Aqemia uses quantum physics algorithms to sort millions of compounds and find the ones that can best interact with the desired target. While others use “brute force” methods to test each compound, the company is able to predict interactions by solving a quantum physics equation that no one else knows how to solve, Levesque says.
“We can test half a billion new compounds every day with the same accuracy as the most accurate method on the market.”
The company already has dozens of in-house drug discovery projects, primarily targeting cancer, and has partnered with major drug companies including Sanofi, Servier and Janssen. The main advantage of pharma is that this technology can be used without any prior data – something that all other AI companies need to be able to train their machine learning algorithms. This could allow drug companies to quickly catch up with their competitors when developing new drugs.
Other startups are getting ahead Quantitative Statistics for drug discovery. Two examples are Algorithmiq in Finland and Qubit Pharmaceuticals in France – both of which raised money to develop their technology earlier this year.

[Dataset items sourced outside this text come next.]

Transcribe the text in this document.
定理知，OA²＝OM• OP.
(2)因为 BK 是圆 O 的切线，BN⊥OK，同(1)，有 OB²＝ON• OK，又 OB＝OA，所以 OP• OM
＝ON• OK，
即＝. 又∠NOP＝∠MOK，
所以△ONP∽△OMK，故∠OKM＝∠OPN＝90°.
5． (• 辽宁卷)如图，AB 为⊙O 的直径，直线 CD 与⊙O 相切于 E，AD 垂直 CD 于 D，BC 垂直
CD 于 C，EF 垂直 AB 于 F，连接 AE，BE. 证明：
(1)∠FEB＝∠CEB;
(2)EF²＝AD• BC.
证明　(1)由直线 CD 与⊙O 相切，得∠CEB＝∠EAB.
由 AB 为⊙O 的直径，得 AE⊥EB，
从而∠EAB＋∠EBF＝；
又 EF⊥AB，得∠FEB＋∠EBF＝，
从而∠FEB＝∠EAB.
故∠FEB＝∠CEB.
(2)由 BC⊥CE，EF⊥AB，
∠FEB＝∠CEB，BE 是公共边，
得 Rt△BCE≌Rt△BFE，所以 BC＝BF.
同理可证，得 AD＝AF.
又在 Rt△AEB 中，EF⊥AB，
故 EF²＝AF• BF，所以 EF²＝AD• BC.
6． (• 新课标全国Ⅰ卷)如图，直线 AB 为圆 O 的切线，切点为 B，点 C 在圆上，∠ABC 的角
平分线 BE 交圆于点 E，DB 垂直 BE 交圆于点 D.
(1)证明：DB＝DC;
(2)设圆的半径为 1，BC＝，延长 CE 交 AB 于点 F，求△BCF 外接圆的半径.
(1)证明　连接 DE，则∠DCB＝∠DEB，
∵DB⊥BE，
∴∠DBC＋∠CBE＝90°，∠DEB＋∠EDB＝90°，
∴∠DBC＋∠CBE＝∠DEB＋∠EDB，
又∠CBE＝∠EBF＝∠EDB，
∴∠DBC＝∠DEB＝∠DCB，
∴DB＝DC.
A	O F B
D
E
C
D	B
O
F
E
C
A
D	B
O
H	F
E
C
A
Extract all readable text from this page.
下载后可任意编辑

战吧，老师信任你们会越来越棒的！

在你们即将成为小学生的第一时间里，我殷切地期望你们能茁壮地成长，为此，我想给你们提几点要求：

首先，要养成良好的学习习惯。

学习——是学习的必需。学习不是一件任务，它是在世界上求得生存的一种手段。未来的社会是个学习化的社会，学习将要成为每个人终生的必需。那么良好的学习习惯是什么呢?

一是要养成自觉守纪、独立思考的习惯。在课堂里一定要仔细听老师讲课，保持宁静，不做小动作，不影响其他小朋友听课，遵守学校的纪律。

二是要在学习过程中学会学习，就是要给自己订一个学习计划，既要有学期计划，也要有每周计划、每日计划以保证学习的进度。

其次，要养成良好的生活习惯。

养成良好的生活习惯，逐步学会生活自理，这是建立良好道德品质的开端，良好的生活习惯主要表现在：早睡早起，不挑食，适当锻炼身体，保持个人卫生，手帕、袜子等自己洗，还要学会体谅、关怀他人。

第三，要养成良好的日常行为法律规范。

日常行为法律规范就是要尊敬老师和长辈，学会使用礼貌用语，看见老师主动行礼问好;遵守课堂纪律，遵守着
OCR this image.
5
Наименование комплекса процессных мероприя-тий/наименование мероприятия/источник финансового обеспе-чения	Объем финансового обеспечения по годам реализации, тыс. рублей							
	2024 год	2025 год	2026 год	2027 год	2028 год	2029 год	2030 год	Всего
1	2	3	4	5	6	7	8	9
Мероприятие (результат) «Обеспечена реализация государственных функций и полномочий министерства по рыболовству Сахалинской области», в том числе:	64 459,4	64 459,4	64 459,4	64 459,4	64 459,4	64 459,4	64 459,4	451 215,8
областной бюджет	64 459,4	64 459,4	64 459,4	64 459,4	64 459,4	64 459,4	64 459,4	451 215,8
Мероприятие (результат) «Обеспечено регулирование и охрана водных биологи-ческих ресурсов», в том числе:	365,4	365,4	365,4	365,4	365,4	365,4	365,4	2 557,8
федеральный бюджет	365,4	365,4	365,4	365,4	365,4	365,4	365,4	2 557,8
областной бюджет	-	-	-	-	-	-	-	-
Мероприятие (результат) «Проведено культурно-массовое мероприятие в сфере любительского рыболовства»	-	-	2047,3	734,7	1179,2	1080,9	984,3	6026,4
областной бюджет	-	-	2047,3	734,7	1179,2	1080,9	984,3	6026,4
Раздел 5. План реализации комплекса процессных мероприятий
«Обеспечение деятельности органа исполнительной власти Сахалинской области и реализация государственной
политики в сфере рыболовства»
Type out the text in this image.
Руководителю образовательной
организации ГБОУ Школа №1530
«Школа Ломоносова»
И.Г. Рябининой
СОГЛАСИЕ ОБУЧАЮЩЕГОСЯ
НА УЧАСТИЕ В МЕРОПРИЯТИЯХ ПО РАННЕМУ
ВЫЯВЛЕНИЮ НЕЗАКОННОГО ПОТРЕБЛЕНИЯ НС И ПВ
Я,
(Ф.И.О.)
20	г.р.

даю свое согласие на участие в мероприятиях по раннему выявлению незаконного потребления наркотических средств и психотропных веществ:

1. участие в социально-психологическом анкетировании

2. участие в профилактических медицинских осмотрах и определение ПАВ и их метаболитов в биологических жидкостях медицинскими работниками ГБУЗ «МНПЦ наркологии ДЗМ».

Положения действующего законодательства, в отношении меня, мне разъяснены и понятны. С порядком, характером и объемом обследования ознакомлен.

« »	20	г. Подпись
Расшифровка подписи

While the pharmaceutical industry has been slow to welcome digitization and other new technologies, founders and scientists say the tide is turning. In every aspect – from test tube to trial – the drugs of tomorrow will not be the same as the drugs of today.
“It’s not about applying a single machine learning algorithm to a single problem. We want to re-engineer the whole process of how drug discovery is done – and that will be the biggest challenge for us,” Hopkins says.
Clara Rodriguez Fernandez is a Berlin-based Sifted deeptech reporter. follow her LinkedIn.